OK, not a great start. I'd planned to sleep late, on this, my first day of retirement. No, some idiot forgot to reset the cell-phone alarm. No big, though.

So I make biscuits, dig out the choke-cherry jelly, and nosh at the computer. I email my buddies at the office, and get caught up on stories, grandkids' soccer, weekend plans. Then I get sucked into some kerfluffle over a client wanting changes made to a job after I'd sent it to the print shop. A client who is a PIA, but not a PI-my-A any longer. Not my problem. Walk away, dude. Hey, I did walk away! So walk away again.

I know they can do this without me.

I may need counseling.

The chickens are grousing about the day's lean rations. Earl and I prepare to head out to Deer Park to pick up some stuff with chicken pictures on the sack. Wait – the car is totally crammed with boxes from my office.

My cubicle was full of 26 years of books, papers, strange decor (Kung Fu Hamster, African masks, full sheets of fusing glass, a tooth off a backhoe bucket, a tractor seat, my favorite thrift-shop find: a painting of Walt and Shirley – or Delbert and Peggy – in square-dance finery, a big pink stuffed squid...), work samples, paper samples, CDs.... I spent five hours Sunday packing this crap and mopping dusty and crumbed surfaces. Em and Richard, bless their hearts, came up and loaded the car while I finished.

I haul a couple of wheelbarrow-loads of office stuff into the house, and Early and I head for the feed store. He is an excellent traveling companion, except for occasionally licking at my glasses when I'm trying to drive. We pick up some layer crumbles (sort of like chicken nuggets – but not). We even score some rather dubious amaretto for the warm and warming beverage on the cold nights.

C. and I empty the rest of the office gear into my studio, and we head out to our mushrooming spot on the north side of Mt. Spokane. Now this is retirement. The woods are dark and sodden, big old cedars looming over forest litter – and hundreds of mushrooms. A medium-sized creek rushes by below.

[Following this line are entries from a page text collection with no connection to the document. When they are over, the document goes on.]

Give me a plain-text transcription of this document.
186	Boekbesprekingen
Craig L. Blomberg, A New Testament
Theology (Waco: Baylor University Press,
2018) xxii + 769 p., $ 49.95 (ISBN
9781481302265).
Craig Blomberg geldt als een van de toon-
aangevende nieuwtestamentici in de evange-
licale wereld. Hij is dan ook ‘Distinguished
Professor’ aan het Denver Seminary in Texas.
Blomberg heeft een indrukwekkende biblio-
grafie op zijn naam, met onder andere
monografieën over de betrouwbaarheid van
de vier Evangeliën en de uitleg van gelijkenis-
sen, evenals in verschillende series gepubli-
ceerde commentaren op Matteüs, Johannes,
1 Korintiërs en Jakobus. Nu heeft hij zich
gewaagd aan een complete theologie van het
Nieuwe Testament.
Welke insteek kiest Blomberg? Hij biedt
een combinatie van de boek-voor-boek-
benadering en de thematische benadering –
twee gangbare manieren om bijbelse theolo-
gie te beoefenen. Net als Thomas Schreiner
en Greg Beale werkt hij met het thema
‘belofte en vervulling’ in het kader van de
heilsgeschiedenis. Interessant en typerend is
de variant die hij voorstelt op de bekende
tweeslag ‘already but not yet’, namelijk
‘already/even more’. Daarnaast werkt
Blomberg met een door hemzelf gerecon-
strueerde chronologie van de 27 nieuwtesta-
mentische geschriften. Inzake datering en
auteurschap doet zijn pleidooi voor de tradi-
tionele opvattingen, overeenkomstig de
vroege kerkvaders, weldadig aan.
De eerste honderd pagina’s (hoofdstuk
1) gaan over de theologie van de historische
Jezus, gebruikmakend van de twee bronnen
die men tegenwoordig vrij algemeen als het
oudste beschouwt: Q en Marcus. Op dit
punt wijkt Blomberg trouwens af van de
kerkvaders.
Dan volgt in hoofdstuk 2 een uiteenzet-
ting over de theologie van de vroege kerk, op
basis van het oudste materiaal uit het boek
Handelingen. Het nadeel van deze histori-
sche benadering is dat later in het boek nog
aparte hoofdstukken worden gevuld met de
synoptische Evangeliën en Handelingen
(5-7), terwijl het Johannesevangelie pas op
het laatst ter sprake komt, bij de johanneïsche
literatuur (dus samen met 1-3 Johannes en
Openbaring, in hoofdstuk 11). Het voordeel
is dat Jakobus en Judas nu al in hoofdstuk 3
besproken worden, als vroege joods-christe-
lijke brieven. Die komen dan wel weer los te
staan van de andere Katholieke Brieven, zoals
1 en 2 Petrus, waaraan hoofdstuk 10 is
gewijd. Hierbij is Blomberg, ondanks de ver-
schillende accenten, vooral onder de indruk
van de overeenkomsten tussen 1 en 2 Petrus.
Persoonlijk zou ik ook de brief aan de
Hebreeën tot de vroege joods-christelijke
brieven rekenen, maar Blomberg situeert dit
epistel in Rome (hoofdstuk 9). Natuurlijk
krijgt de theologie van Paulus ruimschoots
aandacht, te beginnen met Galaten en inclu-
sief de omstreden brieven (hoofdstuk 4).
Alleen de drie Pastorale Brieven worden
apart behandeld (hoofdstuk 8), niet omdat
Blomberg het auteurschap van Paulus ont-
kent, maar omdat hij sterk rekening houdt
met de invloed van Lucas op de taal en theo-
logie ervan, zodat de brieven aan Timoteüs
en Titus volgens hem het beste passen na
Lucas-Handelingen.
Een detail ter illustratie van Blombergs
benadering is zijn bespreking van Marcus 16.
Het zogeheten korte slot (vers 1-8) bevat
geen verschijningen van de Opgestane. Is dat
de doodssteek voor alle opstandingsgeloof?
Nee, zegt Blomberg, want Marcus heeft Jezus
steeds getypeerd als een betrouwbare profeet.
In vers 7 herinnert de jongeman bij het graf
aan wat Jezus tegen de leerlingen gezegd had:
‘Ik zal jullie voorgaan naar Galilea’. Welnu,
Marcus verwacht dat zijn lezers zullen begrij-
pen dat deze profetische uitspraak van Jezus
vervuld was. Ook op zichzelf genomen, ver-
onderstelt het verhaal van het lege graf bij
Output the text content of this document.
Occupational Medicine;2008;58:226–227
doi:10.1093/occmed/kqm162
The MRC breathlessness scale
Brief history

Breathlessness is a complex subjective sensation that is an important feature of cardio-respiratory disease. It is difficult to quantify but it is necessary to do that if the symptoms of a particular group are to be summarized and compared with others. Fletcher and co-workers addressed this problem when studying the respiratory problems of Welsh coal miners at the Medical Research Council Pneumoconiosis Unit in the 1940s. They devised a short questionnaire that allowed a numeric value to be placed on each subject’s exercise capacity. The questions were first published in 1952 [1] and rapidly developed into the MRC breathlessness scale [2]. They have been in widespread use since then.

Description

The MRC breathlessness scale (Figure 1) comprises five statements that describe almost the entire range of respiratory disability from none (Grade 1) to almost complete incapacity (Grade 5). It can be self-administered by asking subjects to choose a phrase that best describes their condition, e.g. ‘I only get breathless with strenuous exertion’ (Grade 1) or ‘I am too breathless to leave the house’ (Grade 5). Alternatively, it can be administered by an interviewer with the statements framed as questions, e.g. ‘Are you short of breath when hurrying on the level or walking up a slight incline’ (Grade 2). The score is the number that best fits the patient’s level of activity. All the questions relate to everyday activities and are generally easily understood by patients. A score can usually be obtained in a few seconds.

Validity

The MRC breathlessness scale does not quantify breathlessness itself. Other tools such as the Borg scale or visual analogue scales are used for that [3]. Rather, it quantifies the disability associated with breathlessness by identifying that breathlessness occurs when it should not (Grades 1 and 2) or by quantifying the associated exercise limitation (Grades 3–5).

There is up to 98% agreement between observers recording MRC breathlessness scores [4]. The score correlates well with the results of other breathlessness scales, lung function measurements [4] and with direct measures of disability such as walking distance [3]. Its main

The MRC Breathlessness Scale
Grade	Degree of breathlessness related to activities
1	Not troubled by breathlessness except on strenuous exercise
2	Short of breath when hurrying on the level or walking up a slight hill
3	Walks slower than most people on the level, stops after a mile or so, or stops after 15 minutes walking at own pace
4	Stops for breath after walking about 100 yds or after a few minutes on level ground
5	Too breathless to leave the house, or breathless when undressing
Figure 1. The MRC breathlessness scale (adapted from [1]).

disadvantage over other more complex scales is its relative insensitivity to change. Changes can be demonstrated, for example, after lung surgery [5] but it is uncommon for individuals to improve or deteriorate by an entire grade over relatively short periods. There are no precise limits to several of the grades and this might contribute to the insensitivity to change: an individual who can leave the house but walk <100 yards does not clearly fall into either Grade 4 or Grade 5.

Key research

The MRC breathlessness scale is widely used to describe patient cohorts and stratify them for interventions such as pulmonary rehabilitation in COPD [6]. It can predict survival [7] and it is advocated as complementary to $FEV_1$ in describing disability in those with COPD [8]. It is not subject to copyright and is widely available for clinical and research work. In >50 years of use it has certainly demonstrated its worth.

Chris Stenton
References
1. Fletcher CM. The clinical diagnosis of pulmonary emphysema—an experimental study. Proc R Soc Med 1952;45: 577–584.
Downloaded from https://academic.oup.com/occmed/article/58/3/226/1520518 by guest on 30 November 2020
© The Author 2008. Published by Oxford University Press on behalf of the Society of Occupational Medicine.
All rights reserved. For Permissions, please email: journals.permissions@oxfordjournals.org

That's C. down near the creek, snipping some of the interesting red-brown ones into a bag. 

(These are phone photos, so excuse the poor quality. I didn't plan on taking pics, so didn't bring the camera proper. I did plan on playing Scrabble while I waited for C., though, so the phone came along.)

Here's some of our bounty. Yes, we will carefully look them up and take spore prints and try small samplings before making a meal of these lovely things. 



I'll close with a couple of gratuitous guinea shots.


I know it's not summer any longer, but I finally figured out how to get photos off the phone!